Le Tribunal administratif de Lille rejette par ordonnance le recours en excès de pouvoir d'un ressortissant congolais contre un arrêté préfectoral de refus de titre de séjour et d'obligation de quitter le territoire français. La juridiction estime que les moyens soulevés, notamment le défaut de motivation et les vices de procédure, sont soit infondés, soit insuffisamment précis pour être examinés au fond. La décision s'appuie sur l'article R. 222-1 du code de justice administrative permettant un rejet par ordonnance dans ces circonstances.
Texte intégral
Vu la procédure suivante :
Par une requête enregistrée le 26 novembre 2025, M. B... A..., représenté par Me Kioungou, demande au tribunal :
1°) d’annuler l’arrêté du 31 juillet 2025 par lequel le préfet du Nord a refusé de lui délivrer un titre de séjour, lui a fait obligation de quitter le territoire français dans un délai de trente jours, a fixé le pays de destination de la mesure d’éloignement et lui a interdit le retour sur le territoire français pour une durée d’un an ;
2°) d’enjoindre à l’administration de réexaminer sa situation sous astreinte de 100 euros par jour de retard et, le cas échéant, de lui délivrer un titre de séjour portant la mention « étudiant ».
M. A... a été admis au bénéfice de l’aide juridictionnelle totale par une décision du 3 novembre 2025.
Vu les autres pièces du dossier.
Vu le code de justice administrative.
Considérant ce qui suit :
1. Aux termes de l’article R. 222-1 du code de justice administrative : « (…) les présidents de formation de jugement des tribunaux (…) peuvent, par ordonnance : (…) 7° Rejeter, après l’expiration du délai de recours (…), les requêtes ne comportant que des moyens de légalité externe manifestement infondés, des moyens irrecevables, des moyens inopérants ou des moyens qui ne sont assortis que de faits manifestement insusceptibles de venir à leur soutien ou ne sont manifestement pas assortis des précisions permettant d’en apprécier le bien-fondé (…) ».
2. M. B... A..., ressortissant congolais né le 3 avril 1994 à Libreville (Gabon), demande au tribunal d’annuler les décisions du 31 juillet 2025 par lesquelles le préfet du Nord a refusé de lui délivrer un titre de séjour, lui a fait obligation de quitter le territoire français dans un délai de trente jours, a fixé le pays de destination de la mesure d’éloignement et lui a interdit le retour sur le territoire français dans un délai d’un an.
3. En premier lieu, le préfet du Nord a mentionné avec suffisamment de précision les circonstances de fait et de droit sur lesquelles il s’est fondé pour prendre les décisions portant refus de délivrance d’un titre de séjour, obligation de quitter le territoire français dans un délai de trente jours, fixation du pays de destination et interdiction de retour sur le territoire français. Par suite, le moyen tiré du défaut de motivation des décisions attaquées doit être écarté.

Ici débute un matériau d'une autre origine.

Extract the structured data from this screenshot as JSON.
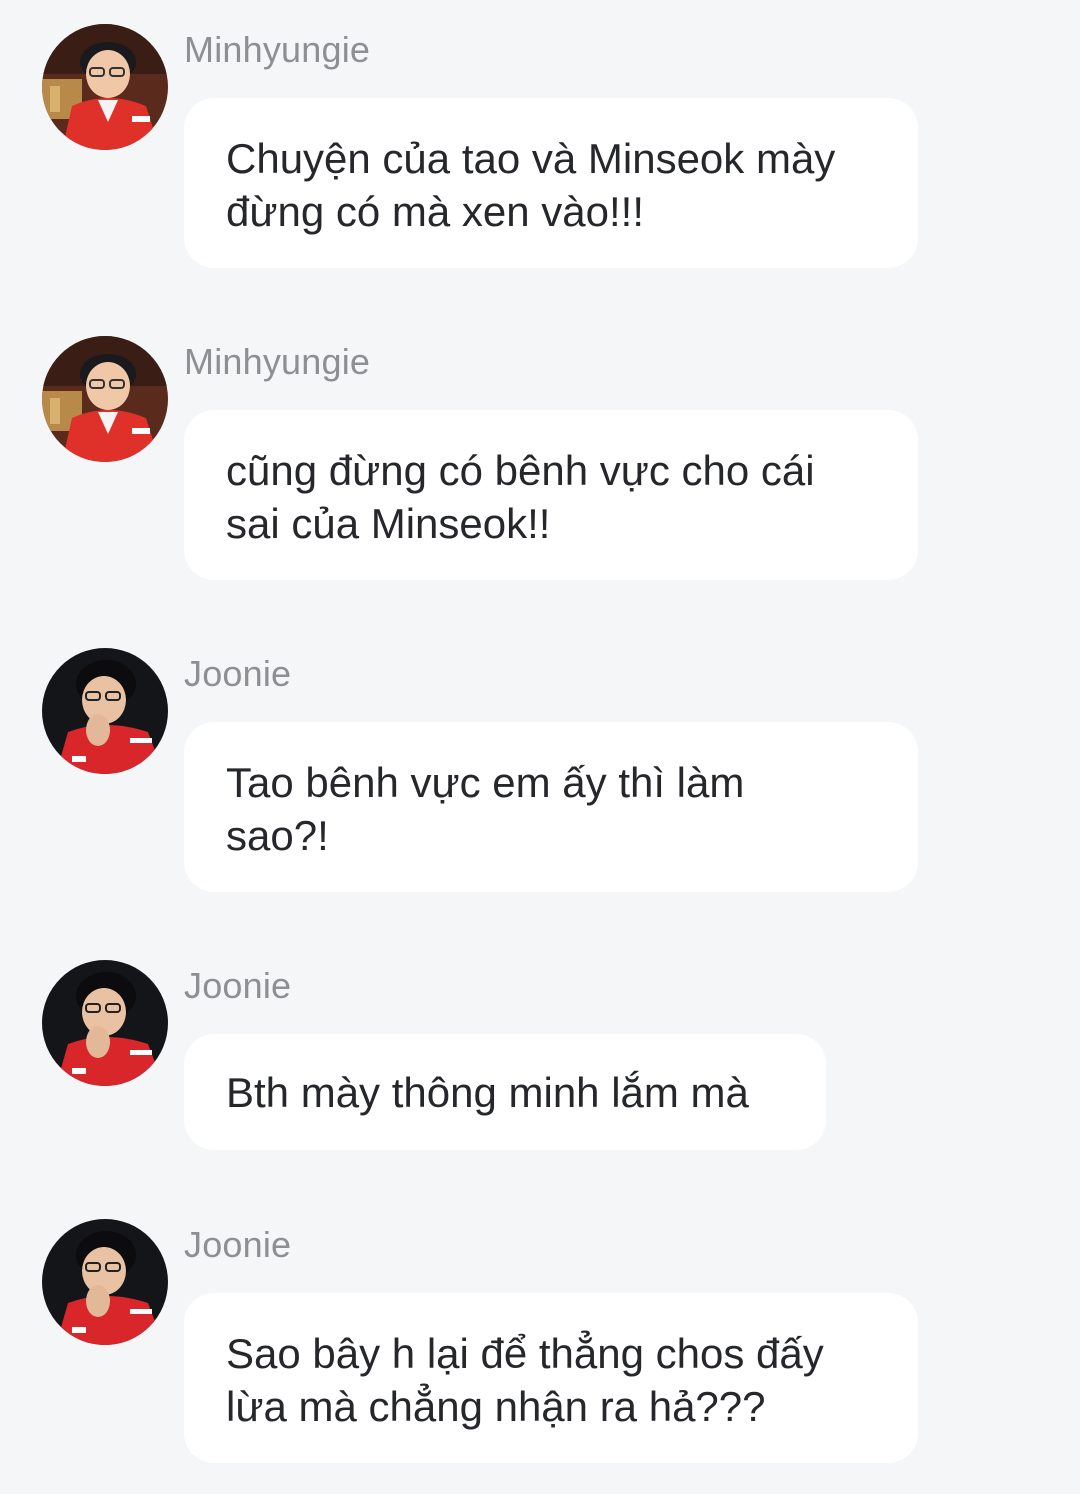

4. En second lieu, si M. A... soutient que les décisions portant refus de délivrance d’un titre de séjour, obligation de quitter le territoire français dans un délai de trente jours, fixation du pays de destination et interdiction de retour sur le territoire français sont entachées d’un vice de procédure, d’une erreur de droit et d’une erreur manifeste d’appréciation, ces moyens ne sont manifestement pas assortis des précisions permettant d’en apprécier le bien-fondé.
5. Il résulte de tout ce qui précède, le délai de recours étant expiré et M. A... n’ayant annoncé aucun mémoire complémentaire, qu’il y a lieu de rejeter la requête de M. A... en toutes ses conclusions, en faisant application des dispositions du 7° de l’article R. 222-1 du code de justice administrative.
O R D O N N E :
Article 1er : La requête de M. A... est rejetée.
Article 2 : La présente ordonnance sera notifiée à M. B... A....
Fait à Lille, le 6 mars 2026.
La présidente de la 1ère chambre,
signé
AM. Leguin
La République mande et ordonne au préfet du Nord en ce qui le concerne et à tous commissaires de justice à ce requis en ce qui concerne les voies de droit commun contre les parties privées de pourvoir à l’exécution de la présente ordonnance.